EspaceLe télescope James Webb enfin prêt à embrasser l’Univers
Imaginé dès 1989, il devait partir dans l’espace dans les années 2000. Le télescope géant James Webb, un monstre de précision, sera finalement lancé juste avant Noël.
Trente ans que les astronomes l’attendent: le télescope James Webb, le plus grand et le plus puissant jamais envoyé dans l’espace, est enfin prêt à rejoindre les étoiles, pour remonter aux origines de l’Univers et explorer des planètes extrasolaires semblables à la Terre.
Le 22 décembre, le télescope phare de la Nasa marchera dans les pas du mythique Hubble, avec l’ambition d’éclairer plus avant l’humanité sur ces questions qui la taraudent: «D’où venons-nous?» et «Sommes-nous seuls dans l’Univers?» a résumé Amber Straughn, astrophysicienne de la Nasa, lors d’une conférence de presse.
Imaginé dès 1989, le «JWST» (James Webb Space Telescope, du nom d’un ancien dirigeant de la Nasa) a été élaboré avec l’aide des agences spatiales européenne (ESA) et canadienne (ESC) pour ses instruments. D’innombrables problèmes de développement ont conduit à maints reports de son lancement, prévu dans les années 2000, et à un quasi-triplement du coût, aujourd’hui proche de dix milliards de dollars.
Lancé depuis la Guyane française
Fabriqué aux États-Unis, il a finalement rejoint à l’automne Kourou, en Guyane française, d’où une fusée Ariane 5 le propulsera dans l’espace. «Il n’y a plus qu’à remplir les réservoirs!» s’enthousiasme Pierre Ferruit, coresponsable scientifique du télescope pour l’ESA. «Il y a beaucoup d’excitation, on attend ce moment depuis si longtemps», confie cet astrophysicien. Comme pour plusieurs milliers de scientifiques et d’ingénieurs, cette mission représente l’essentiel de sa carrière.

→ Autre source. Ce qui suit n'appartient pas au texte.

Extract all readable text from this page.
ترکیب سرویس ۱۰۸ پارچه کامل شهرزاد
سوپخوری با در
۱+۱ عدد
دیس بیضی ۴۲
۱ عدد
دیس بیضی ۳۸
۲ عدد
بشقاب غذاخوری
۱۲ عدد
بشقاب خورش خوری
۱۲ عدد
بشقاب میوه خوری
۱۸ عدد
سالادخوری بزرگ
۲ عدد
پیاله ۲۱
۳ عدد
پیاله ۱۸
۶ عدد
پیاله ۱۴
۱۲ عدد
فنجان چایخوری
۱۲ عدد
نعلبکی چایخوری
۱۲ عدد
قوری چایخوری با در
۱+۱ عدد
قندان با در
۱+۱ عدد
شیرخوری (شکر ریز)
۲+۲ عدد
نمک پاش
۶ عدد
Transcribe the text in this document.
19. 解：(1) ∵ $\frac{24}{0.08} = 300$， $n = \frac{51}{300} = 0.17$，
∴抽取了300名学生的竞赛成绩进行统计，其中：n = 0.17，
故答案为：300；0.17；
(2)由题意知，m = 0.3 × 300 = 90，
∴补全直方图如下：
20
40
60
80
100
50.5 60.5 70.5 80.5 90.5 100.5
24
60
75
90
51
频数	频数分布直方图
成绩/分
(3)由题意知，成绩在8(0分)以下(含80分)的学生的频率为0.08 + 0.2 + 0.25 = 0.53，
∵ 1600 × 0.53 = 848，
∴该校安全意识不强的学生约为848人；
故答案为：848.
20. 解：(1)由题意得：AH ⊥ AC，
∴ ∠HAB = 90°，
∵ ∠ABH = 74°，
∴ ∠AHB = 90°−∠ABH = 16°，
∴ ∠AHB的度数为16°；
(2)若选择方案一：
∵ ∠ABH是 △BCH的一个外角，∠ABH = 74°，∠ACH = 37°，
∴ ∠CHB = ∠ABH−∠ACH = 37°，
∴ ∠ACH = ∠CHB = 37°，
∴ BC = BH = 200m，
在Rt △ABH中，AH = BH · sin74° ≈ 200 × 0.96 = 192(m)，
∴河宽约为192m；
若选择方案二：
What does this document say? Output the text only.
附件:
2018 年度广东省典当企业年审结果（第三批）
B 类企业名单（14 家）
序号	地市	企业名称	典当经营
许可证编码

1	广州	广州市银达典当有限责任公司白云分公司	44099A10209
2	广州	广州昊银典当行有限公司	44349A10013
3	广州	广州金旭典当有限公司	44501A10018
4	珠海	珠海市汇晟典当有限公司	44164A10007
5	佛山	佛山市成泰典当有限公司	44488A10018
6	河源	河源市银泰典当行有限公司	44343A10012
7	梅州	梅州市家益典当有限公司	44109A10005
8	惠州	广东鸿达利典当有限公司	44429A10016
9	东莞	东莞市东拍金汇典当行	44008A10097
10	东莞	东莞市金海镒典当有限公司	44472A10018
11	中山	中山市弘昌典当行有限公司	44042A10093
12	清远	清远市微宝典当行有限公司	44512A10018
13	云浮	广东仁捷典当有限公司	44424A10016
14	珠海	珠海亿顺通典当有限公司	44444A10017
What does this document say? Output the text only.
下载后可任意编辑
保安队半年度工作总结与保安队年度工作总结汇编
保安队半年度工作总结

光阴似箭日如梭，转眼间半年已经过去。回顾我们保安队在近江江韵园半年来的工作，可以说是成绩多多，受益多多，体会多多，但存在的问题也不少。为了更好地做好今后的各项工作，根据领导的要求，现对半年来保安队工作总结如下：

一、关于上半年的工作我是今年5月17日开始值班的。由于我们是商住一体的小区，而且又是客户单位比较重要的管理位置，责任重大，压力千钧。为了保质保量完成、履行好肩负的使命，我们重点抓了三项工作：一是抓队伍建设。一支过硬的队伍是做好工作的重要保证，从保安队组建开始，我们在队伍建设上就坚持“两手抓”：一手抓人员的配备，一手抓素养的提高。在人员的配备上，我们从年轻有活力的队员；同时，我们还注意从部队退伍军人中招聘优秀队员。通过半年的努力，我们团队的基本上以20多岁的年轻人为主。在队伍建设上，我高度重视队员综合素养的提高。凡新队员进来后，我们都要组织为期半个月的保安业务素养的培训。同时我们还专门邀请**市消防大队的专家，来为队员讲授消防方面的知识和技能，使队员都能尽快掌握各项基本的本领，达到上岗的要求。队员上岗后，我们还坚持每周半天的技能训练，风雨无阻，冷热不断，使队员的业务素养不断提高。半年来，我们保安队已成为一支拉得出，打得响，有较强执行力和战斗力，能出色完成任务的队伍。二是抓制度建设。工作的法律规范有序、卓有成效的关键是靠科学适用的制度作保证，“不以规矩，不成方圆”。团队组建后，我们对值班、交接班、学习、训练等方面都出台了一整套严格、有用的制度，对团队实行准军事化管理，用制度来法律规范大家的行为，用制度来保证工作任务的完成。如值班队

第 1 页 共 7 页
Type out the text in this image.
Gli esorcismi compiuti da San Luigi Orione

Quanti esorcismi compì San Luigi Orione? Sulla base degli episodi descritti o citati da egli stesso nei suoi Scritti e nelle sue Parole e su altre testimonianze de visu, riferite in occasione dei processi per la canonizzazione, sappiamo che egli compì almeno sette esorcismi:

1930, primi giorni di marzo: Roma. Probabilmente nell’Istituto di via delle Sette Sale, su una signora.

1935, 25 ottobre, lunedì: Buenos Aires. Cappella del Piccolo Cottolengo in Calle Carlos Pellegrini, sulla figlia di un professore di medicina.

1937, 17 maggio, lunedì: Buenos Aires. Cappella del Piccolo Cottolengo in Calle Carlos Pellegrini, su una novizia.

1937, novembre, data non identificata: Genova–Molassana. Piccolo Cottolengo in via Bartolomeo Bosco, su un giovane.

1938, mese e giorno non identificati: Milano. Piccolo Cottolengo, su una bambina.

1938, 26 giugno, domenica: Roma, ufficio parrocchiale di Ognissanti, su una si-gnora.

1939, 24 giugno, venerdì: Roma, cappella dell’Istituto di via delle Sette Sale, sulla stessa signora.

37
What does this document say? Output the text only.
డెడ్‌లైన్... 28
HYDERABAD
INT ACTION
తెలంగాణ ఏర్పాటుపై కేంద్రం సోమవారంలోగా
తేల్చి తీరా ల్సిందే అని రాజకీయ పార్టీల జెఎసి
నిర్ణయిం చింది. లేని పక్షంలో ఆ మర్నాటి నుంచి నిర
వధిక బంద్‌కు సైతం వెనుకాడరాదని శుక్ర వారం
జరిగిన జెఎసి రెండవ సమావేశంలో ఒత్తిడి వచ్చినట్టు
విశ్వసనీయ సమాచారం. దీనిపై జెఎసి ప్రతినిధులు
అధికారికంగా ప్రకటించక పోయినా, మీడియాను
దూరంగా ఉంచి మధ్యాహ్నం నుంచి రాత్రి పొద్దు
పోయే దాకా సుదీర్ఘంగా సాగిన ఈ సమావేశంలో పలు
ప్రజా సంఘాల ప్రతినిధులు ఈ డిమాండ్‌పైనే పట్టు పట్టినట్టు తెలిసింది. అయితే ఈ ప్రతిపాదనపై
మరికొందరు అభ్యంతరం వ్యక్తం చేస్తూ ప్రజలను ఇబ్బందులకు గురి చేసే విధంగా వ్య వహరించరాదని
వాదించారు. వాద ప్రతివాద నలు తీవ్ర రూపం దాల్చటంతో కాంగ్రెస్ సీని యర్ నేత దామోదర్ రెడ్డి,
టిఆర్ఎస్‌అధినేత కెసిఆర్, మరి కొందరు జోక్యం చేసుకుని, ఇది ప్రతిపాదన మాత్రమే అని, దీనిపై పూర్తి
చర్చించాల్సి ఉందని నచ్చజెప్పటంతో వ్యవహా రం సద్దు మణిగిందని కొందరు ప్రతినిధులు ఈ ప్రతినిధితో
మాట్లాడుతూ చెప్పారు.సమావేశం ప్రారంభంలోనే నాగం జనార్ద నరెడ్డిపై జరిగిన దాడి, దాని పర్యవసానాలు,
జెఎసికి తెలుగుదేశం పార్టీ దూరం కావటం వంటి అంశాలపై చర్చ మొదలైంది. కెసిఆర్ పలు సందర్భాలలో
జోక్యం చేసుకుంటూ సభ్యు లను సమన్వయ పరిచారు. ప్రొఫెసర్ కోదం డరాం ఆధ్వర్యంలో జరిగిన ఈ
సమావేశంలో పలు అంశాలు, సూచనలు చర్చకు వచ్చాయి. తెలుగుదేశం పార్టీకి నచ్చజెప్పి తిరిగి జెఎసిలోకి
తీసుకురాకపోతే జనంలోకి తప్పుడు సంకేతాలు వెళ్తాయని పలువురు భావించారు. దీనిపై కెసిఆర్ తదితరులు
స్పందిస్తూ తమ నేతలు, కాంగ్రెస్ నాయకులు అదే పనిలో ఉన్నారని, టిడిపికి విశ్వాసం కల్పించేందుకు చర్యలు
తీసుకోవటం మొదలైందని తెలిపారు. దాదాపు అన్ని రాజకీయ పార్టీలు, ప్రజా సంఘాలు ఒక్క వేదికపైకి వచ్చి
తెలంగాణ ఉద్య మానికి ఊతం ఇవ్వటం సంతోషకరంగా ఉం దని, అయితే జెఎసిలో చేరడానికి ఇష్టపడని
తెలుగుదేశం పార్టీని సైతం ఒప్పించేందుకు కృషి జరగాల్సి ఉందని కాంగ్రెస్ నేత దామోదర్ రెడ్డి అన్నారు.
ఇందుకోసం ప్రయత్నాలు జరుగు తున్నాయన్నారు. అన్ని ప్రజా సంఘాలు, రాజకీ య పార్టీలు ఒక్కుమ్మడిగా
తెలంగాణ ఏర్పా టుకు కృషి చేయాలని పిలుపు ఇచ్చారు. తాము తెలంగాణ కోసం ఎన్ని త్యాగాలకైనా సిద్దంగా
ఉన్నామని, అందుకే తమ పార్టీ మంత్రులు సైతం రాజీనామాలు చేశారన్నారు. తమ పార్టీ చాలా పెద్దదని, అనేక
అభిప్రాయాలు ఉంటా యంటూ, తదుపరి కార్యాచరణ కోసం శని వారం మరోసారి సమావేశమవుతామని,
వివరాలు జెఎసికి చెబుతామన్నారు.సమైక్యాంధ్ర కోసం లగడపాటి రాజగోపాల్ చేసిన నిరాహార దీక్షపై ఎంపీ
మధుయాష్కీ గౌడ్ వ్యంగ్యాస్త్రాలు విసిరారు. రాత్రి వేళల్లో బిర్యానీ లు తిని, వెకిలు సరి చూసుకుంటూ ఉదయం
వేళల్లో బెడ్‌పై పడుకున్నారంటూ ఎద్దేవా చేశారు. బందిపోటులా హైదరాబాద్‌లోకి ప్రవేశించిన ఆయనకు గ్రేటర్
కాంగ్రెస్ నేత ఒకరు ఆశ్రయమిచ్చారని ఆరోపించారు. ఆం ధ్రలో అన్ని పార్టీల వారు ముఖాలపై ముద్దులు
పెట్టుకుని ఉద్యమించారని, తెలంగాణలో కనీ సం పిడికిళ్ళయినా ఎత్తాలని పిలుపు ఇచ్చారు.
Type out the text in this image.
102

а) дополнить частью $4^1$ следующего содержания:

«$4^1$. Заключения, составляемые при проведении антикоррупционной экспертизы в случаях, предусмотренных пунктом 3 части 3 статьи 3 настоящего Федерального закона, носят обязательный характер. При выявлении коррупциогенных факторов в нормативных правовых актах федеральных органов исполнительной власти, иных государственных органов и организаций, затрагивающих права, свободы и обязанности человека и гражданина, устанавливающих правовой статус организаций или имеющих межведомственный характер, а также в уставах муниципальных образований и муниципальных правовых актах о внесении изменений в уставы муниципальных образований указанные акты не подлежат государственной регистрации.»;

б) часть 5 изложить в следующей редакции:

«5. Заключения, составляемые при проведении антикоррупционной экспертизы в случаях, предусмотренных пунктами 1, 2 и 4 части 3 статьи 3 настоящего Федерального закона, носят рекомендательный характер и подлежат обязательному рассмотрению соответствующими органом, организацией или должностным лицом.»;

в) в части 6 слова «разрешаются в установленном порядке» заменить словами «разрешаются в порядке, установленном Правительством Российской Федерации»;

Et déjà, les chercheurs se bousculent au portillon: «C’est très compétitif pour obtenir du temps d’observation: rien que pour la première année de mise en service, l’ESA a reçu plus de 1000 propositions», indique-t-il.
Trois fois Hubble
Cet «observatoire généraliste», sans égal en taille et en complexité, est doté d’un immense miroir, composé de 18 segments hexagonaux, mesurant 6,5 mètres de diamètre, soit près de trois fois celui de Hubble. Il est si grand qu’il a fallu le plier pour tenir dans la coiffe de la fusée, tel un origami. Une fois dans l’espace, l’enjeu sera de déployer pleinement son miroir et son pare-soleil, grand comme un court de tennis, avant de calibrer ses quatre instruments.
Le «monstre» sera placé en orbite autour du Soleil, à 1,5 million de kilomètres de la Terre, bien au-delà des limites de son grand frère, qui opère à 600 km d’altitude depuis 1990. Minutieusement choisie, cette destination, appelée point de Lagrange 2, lui assure une position «avec la Terre, le Soleil et la Lune tous du même côté de son pare-soleil, ce qui le place dans l’obscurité et dans un très grand froid», a expliqué Pierre Ferruit.
Il pourra ainsi travailler à l’abri des perturbations, condition indispensable à son acuité visuelle, déployée dans le domaine de l’infrarouge: une longueur d’onde invisible à l’œil nu que Hubble ne pouvait voir. «Il est tellement puissant que si vous étiez un bourdon à 380’000 km d’ici, soit la distance Terre-Lune, on pourrait vous voir», selon le cosmologiste John Mather, l’un des pères scientifiques de la mission. Le JWST sera ainsi capable de capter les faibles lueurs émises par les toutes premières galaxies, et leurs premières étoiles en formation. Cela s’est passé très, très loin, et donc il y a très, très longtemps.